Françoise-Marie Santucci, Pierre Lepidi et Pat Masioni nous font découvrir un homme d’État juste, sans doute maladroit, mais authentiquement visionnaire.
Alors que le rarissime prénom de Léa-Thomas vaut à une très jeune fille franco-burkinabaise les moqueries de ses camarades, elle va être amenée à s’intéresser à la vie du capitaine Thomas Sankara, l’homme à qui elle doit ce fardeau. Or, ses parents se révèlent connaître cet inconnu. La préparation d’un exposé lui permettra de découvrir son histoire et de mieux connaitre ses propres racines. La suite est passionnante, les journalistes Françoise-Marie Santucci et Pierre Lepidi nous content la courte et tragique épopée d’un authentique héros africain. Leur scénario mêle habilement biographie et quête des origines, vérité historique et naissance d’une légende.

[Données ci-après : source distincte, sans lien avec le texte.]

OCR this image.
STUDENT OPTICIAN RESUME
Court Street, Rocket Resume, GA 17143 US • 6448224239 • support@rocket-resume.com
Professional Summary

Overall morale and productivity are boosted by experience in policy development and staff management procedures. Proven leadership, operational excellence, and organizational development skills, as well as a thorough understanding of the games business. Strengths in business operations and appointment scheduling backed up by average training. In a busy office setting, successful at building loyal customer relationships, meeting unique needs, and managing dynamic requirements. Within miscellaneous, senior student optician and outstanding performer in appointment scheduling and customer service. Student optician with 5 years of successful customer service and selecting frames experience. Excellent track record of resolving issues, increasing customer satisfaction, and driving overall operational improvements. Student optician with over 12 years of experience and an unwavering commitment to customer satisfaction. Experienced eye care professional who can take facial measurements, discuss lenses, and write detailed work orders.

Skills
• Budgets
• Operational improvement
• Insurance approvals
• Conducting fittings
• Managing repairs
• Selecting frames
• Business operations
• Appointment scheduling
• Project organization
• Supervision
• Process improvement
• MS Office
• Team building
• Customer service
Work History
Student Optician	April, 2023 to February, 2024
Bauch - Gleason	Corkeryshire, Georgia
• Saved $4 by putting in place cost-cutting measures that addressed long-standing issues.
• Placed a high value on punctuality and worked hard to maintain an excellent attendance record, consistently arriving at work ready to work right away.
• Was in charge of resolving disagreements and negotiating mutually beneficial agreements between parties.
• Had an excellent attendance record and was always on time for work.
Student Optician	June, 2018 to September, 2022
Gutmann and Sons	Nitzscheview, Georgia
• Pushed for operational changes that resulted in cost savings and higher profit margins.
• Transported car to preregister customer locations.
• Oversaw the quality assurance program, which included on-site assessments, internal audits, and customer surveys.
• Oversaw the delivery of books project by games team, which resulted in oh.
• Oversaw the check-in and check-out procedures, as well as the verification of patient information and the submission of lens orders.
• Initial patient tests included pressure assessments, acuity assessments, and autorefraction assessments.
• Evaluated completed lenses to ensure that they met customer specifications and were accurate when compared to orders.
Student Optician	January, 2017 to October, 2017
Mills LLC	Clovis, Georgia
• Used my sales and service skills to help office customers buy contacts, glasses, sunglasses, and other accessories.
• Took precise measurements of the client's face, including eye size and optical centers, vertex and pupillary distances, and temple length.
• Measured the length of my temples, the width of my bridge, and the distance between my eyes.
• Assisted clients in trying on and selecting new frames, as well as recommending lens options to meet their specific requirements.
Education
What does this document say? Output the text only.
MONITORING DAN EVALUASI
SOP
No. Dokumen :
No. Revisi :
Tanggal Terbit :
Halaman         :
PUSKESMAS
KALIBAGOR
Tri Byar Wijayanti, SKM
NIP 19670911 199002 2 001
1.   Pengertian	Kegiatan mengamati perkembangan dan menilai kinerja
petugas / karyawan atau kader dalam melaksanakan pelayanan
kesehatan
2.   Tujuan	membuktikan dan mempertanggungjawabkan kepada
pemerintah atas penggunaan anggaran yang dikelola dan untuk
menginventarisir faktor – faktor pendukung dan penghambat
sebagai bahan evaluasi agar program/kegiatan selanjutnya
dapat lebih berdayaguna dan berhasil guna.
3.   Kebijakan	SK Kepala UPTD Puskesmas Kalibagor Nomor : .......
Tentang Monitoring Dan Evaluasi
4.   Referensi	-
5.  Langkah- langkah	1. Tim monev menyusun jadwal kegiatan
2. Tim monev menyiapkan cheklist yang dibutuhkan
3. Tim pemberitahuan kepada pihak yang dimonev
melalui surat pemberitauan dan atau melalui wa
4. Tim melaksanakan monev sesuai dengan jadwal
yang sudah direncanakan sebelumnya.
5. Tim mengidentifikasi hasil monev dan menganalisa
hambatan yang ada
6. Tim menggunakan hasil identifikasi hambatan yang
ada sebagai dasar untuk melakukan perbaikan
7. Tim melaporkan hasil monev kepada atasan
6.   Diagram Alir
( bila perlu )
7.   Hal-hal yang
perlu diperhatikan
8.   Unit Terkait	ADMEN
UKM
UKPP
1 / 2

Né en 1949, ce fils d’un simple gendarme devient officier. Marqué par la révolution malgache, Sankara s’empare du pouvoir en 1984 à la suite d’un coup d’État, et, de suite, se distingue par son honnêteté et son intransigeance. En moins de quatre ans, il interdit l’aide alimentaire, qui entretient la misère, et parvient à l’autosuffisance alimentaire. Il lance un programme de reforestation, soutient la condition féminine, refuse de reprendre à son compte la dette néocoloniale et prône une coopération panafricaine. Plus symboliquement, il troque le terme « Haute-Volta », une création coloniale, contre celui de « Burkina Faso », le « pays des hommes intègres ». Il impose à ses ministres de se déplacer en Renault 5, limite leurs rémunérations et condamne la corruption. Si son ascétisme plait aux plus pauvres, il lui aliène progressivement les cadres de l’armée et de l’administration. Son pouvoir se durcit. Tels les héros des tragédies classiques, il sera trahi et assassiné par son meilleur ami.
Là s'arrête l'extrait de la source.